Based on a review of Medicaid payments across the country only a handful of states reimburse the full invoice cost for corneal tissue similar to Medicare. There are 14 states that do not even cover the corneal tissue at all, including: Alabama, Alaska, Connecticut, District of Columbia, Iowa, Mississippi, Nebraska, North Dakota, Oregon, Pennsylvania, South Carolina, Texas, Utah, Vermont, West Virginia. The rest reimburse based on a flat fee. This means that the surgeon and eye bank community will need to educate these states to improve the payment paradigm to ensure patients have access to the appropriate care. In 2015, SightLife was able to educate regulators in Washington state to amend their Medicaid payment policies to move from a capitated fee to match Medicare’s policy of paying the invoiced price.
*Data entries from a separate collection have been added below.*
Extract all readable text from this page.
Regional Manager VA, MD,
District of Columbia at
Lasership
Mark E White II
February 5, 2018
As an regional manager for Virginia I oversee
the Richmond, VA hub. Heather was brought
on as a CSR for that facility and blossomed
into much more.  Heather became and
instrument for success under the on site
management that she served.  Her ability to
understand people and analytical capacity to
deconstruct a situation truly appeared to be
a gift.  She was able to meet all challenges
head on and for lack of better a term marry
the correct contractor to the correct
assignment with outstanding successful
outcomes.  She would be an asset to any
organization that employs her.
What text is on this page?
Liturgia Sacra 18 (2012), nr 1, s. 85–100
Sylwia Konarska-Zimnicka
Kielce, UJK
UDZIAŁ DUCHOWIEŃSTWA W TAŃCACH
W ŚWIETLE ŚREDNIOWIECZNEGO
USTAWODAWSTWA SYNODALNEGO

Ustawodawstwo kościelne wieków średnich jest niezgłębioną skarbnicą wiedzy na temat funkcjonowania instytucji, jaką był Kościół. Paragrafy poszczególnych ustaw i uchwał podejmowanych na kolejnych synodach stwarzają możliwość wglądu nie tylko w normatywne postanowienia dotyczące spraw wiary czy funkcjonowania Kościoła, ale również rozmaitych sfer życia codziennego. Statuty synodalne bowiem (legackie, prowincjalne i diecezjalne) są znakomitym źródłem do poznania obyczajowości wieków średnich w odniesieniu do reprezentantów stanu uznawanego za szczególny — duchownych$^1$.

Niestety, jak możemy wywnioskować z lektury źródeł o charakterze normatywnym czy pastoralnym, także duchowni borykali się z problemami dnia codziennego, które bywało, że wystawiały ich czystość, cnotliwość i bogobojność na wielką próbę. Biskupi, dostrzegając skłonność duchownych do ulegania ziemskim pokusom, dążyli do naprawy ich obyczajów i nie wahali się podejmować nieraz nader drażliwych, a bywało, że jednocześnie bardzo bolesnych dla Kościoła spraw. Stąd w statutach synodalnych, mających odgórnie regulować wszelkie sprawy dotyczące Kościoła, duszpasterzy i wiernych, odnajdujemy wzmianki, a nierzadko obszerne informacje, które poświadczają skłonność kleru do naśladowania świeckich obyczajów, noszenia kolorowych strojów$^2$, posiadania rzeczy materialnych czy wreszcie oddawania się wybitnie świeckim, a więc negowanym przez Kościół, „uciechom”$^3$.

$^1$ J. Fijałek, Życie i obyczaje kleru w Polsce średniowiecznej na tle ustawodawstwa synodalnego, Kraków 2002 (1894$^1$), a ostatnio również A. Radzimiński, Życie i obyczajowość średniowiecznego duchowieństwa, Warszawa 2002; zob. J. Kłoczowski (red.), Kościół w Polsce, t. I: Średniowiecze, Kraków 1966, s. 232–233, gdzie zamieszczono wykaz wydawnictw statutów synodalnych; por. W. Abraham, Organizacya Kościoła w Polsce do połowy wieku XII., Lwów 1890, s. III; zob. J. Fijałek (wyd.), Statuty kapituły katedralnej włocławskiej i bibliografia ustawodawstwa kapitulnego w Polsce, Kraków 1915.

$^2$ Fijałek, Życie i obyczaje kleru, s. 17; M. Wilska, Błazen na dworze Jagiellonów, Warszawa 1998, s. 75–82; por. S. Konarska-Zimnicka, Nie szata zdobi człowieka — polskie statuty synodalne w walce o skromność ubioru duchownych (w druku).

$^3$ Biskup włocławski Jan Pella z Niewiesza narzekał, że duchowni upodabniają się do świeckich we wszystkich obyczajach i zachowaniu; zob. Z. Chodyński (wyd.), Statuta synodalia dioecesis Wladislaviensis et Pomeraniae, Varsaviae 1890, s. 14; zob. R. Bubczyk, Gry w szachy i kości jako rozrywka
Another thing that ophthalmic practices across the country may experience is an increase of privately-insured patients. Before this happens, we encourage all corneal surgeons to speak with their practice managers to ensure that their current contracts with insurance companies DO NOT have the corneal tissue bundled with the procedure as they could potentially be losing thousands of dollars per procedure.
SightLife Surgical will continue to monitor any changes that the Trump Administration plans to introduce and analyze how they may impact corneal transplantation.
The information contained in this reimbursement coding guide is provided based on research as of November 30, 2016. Because Medicare (CMS) coding, coverage and reimbursement policies and regulations affecting those policies are subject to frequent change (and often vary from payer to payer), the reader is advised to routinely monitor USA federal coding guidelines and coverage policies to verify that the reimbursement information in this guide is up to date going forward.
Policies and procedures published by payers and agencies such as the Centers for Medicare and Medicaid Services (CMS) take precedence over the information contained herein.